Access control rule placement within an EML document.

It is common practice to set access rules only at the data package level, which applies to all components of the data package by default. Access rules at the data object level may only be used to reduce access rights that were more open at the data package level. A less common pattern is to allow public read access to the science metadata, but to restrict data object access to only those users who have authenticated and have been placed in the authenticated group. In rare circumstances, the entire data package may be blocked from public access to protect sensitive information found in the science metadata. EDI, however, advocates for public access to both science metadata and data where possible.

The following are example access control rules that may be found in use within PASTA+.

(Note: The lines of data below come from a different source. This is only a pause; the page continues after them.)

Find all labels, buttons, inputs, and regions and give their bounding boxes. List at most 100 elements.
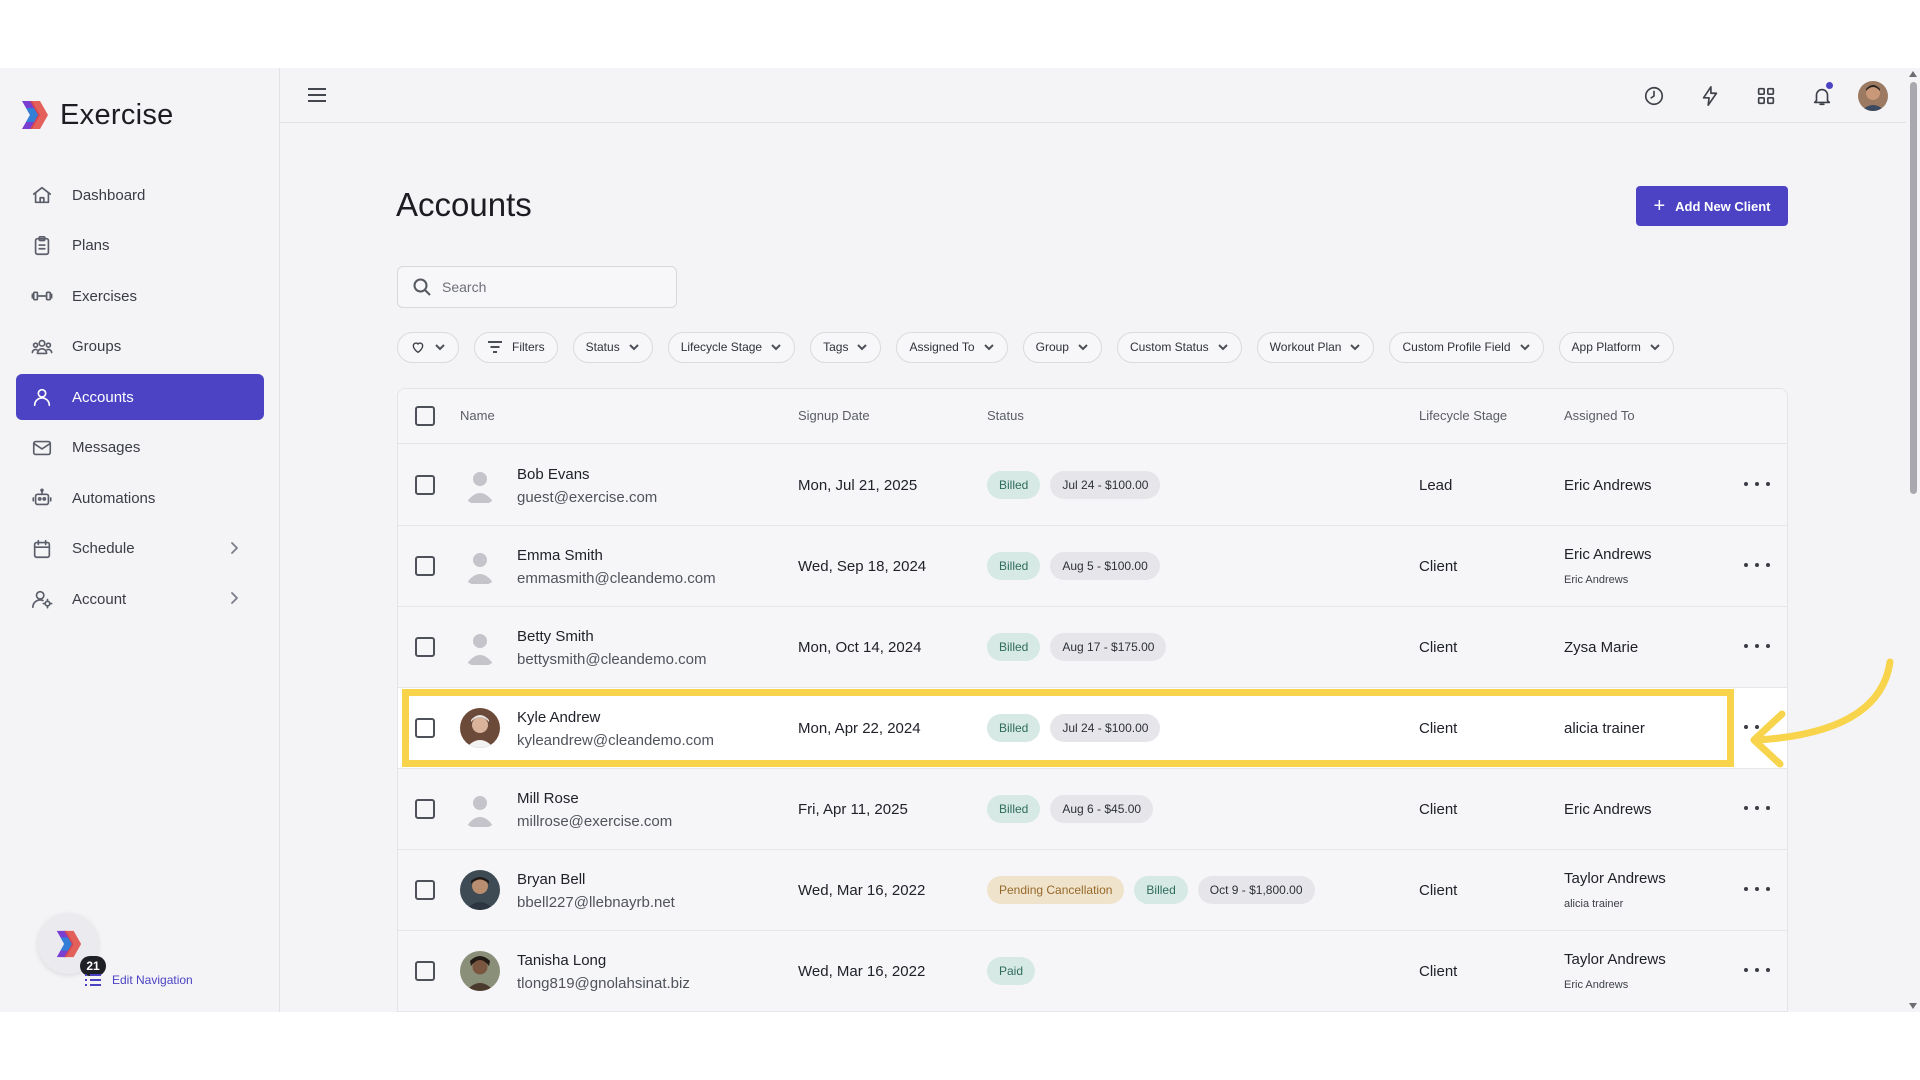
scroll-up-arrow[interactable] <box>1909 71 1917 77</box>
sidebar-item-schedule[interactable]: Schedule <box>16 526 264 572</box>
avatar <box>460 870 500 910</box>
brand[interactable]: Exercise <box>18 98 174 132</box>
filter-status[interactable]: Status <box>572 331 653 363</box>
filter-tags[interactable]: Tags <box>810 331 882 363</box>
menu-toggle-button[interactable] <box>306 85 328 105</box>
select-all-checkbox[interactable] <box>415 406 435 426</box>
column-lifecycle-stage[interactable]: Lifecycle Stage <box>1419 408 1507 423</box>
sidebar-item-account[interactable]: Account <box>16 576 264 622</box>
vertical-scrollbar[interactable] <box>1906 68 1920 1012</box>
apps-button[interactable] <box>1746 76 1786 116</box>
favorites-filter[interactable] <box>397 331 459 363</box>
filter-custom-profile-field[interactable]: Custom Profile Field <box>1389 331 1544 363</box>
row-checkbox[interactable] <box>415 556 435 576</box>
search-input[interactable] <box>442 279 642 295</box>
add-new-client-label: Add New Client <box>1675 198 1771 214</box>
table-row[interactable]: Mill Rose millrose@exercise.com Fri, Apr 1… <box>398 769 1787 850</box>
filter-label: Assigned To <box>909 340 975 354</box>
user-avatar[interactable] <box>1858 81 1888 111</box>
helper-launcher[interactable]: 21 <box>38 914 106 976</box>
client-name[interactable]: Tanisha Long <box>517 952 606 969</box>
assigned-to: Taylor Andrews <box>1564 951 1666 968</box>
sidebar-item-automations[interactable]: Automations <box>16 475 264 521</box>
quick-actions-button[interactable] <box>1690 76 1730 116</box>
sidebar-item-groups[interactable]: Groups <box>16 324 264 370</box>
row-checkbox[interactable] <box>415 637 435 657</box>
avatar <box>460 465 500 505</box>
client-name[interactable]: Betty Smith <box>517 628 594 645</box>
client-email: bbell227@llebnayrb.net <box>517 894 675 911</box>
filter-filters[interactable]: Filters <box>474 331 558 363</box>
row-checkbox[interactable] <box>415 799 435 819</box>
filter-workout-plan[interactable]: Workout Plan <box>1256 331 1375 363</box>
sidebar-item-label: Plans <box>72 237 110 254</box>
heart-icon <box>412 342 424 354</box>
status-cell: Billed Jul 24 - $100.00 <box>987 470 1170 500</box>
table-row[interactable]: Kyle Andrew kyleandrew@cleandemo.com Mon, … <box>398 688 1787 769</box>
table-row[interactable]: Betty Smith bettysmith@cleandemo.com Mon, … <box>398 607 1787 688</box>
row-actions-button[interactable] <box>1744 797 1770 819</box>
filter-custom-status[interactable]: Custom Status <box>1116 331 1242 363</box>
sidebar-item-messages[interactable]: Messages <box>16 425 264 471</box>
filter-assigned-to[interactable]: Assigned To <box>896 331 1008 363</box>
row-checkbox[interactable] <box>415 475 435 495</box>
clock-icon <box>1644 86 1664 106</box>
edit-navigation-link[interactable]: Edit Navigation <box>84 972 193 988</box>
filter-label: Lifecycle Stage <box>680 340 763 354</box>
client-name[interactable]: Kyle Andrew <box>517 709 600 726</box>
filter-lifecycle-stage[interactable]: Lifecycle Stage <box>667 331 796 363</box>
filter-app-platform[interactable]: App Platform <box>1558 331 1674 363</box>
scroll-down-arrow[interactable] <box>1909 1003 1917 1009</box>
row-checkbox[interactable] <box>415 718 435 738</box>
chevron-right-icon <box>226 590 244 608</box>
add-new-client-button[interactable]: + Add New Client <box>1636 186 1788 226</box>
calendar-icon <box>30 537 54 561</box>
sidebar-item-plans[interactable]: Plans <box>16 223 264 269</box>
assigned-to: Eric Andrews <box>1564 801 1652 818</box>
sidebar-item-accounts[interactable]: Accounts <box>16 374 264 420</box>
notifications-button[interactable] <box>1802 76 1842 116</box>
filter-group[interactable]: Group <box>1022 331 1102 363</box>
table-row[interactable]: Emma Smith emmasmith@cleandemo.com Wed, Se… <box>398 526 1787 607</box>
row-checkbox[interactable] <box>415 961 435 981</box>
avatar-photo-icon <box>1858 81 1888 111</box>
row-actions-button[interactable] <box>1744 959 1770 981</box>
app-window: Exercise Dashboard Plans Exercises Groups Ac… <box>0 68 1920 1012</box>
chevron-down-icon <box>983 344 994 351</box>
table-row[interactable]: Bob Evans guest@exercise.com Mon, Jul 21, … <box>398 445 1787 526</box>
filter-label: Workout Plan <box>1269 340 1342 354</box>
filter-label: App Platform <box>1571 340 1641 354</box>
client-name[interactable]: Bryan Bell <box>517 871 585 888</box>
table-row[interactable]: Tanisha Long tlong819@gnolahsinat.biz Wed,… <box>398 931 1787 1012</box>
column-name[interactable]: Name <box>460 408 495 423</box>
row-actions-button[interactable] <box>1744 473 1770 495</box>
status-badge: Paid <box>987 957 1036 985</box>
hamburger-icon <box>308 88 326 102</box>
scrollbar-thumb[interactable] <box>1910 82 1917 494</box>
row-actions-button[interactable] <box>1744 878 1770 900</box>
chevron-down-icon <box>771 344 781 351</box>
plus-icon: + <box>1653 195 1666 217</box>
row-actions-button[interactable] <box>1744 554 1770 576</box>
row-actions-button[interactable] <box>1744 635 1770 657</box>
status-badge: Aug 17 - $175.00 <box>1050 633 1167 661</box>
lifecycle-stage: Lead <box>1419 477 1453 494</box>
column-status[interactable]: Status <box>987 408 1024 423</box>
status-badge: Billed <box>1134 876 1188 904</box>
sidebar-item-dashboard[interactable]: Dashboard <box>16 172 264 218</box>
table-row[interactable]: Bryan Bell bbell227@llebnayrb.net Wed, Mar… <box>398 850 1787 931</box>
row-checkbox[interactable] <box>415 880 435 900</box>
client-name[interactable]: Mill Rose <box>517 790 579 807</box>
sidebar-item-exercises[interactable]: Exercises <box>16 273 264 319</box>
history-button[interactable] <box>1634 76 1674 116</box>
column-signup-date[interactable]: Signup Date <box>798 408 870 423</box>
status-badge: Billed <box>987 552 1041 580</box>
client-name[interactable]: Bob Evans <box>517 466 590 483</box>
client-name[interactable]: Emma Smith <box>517 547 603 564</box>
row-actions-button[interactable] <box>1744 716 1770 738</box>
assigned-to-secondary: Eric Andrews <box>1564 574 1629 586</box>
column-assigned-to[interactable]: Assigned To <box>1564 408 1635 423</box>
status-cell: Paid <box>987 956 1045 986</box>
avatar <box>460 627 500 667</box>
chevron-down-icon <box>1217 344 1228 351</box>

  1. An access control rule for a physical object with a single individual principal with all permission; no other access is allowed:
1
2
3
4
5
6
 <access order="allowFirst" authSystem="EDI">
    <allow>
        <principal>uid=ucarroll,o=EDI,dc=edirepository,dc=org</principal>
        <permission>all</permission>
    </allow>
 </access>
  1. An access control rule for a physical object with multiple individual principals with all access and the role public with read access:
 1
 2
 3
 4
 5
 6
 7
 8
 9
10
11
 <access order="allowFirst" authSystem="EDI">
    <allow>
        <principal>uid=ucarroll,o=EDI,dc=edirepository,dc=org</principal>
        <principal>uid=bwilliams,o=EDI,dc=edirepository,dc=org</principal>
        <permission>all</permission>
    </allow>
    <allow>
        <principal>public</principal>
        <permission>read</permission>
    </allow>
 </access>
  1. An access control rule for a physical object with a single individual principal with all access, the group authenticated with read access, and the role public explicitly denied all access:
 1
 2
 3
 4
 5
 6
 7
 8
 9
10
11
12
13
14
 <access order="allowFirst" authSystem="EDI">
    <allow>
        <principal>uid=ucarroll,o=EDI,dc=edirepository,dc=org</principal>
        <permission>all</permission>
    </allow>
    <allow>
        <principal>authenticated</principal>
        <permission>read</permission>
    </allow>
    <deny>
        <principal>public</principal>
        <permission>all</permission>
    </deny>
 </access>
  1. An access control rule for a PASTA+ service API method with the pasta role and authenticated group both having write access; the role public is forbidden from executing this API method (note the additional XML element that declares this is a service method access control rule, along with the name attribute defining the method name):
 1
 2
 3
 4
 5
 6
 7
 8
 9
10
11
12
13
<pasta:service-method name="createDataPackage">
    <access
        order="allowFirst" authSystem="EDI">
        <allow>
            <principal>pasta</principal>
            <permission>write</permission>
        </allow>
        <allow>
            <principal>authenticated</principal>
            <permission>write</permission>
        </allow>
    </access>
</pasta:service-method>

Authorization Processing

Performing the authorization of a service request in PASTA+ is a simple two-step procedure: (1) determine if the user making the request is authorized to perform the service API method operation, and if allowed, (2) determine if the user making the request is authorized to perform the operation against the physical object that is the subject of the request. This procedure is displayed in the following UML sequence diagram:

../../_images/PASTAplus_authorization.png

Authorization processing UML sequence diagram.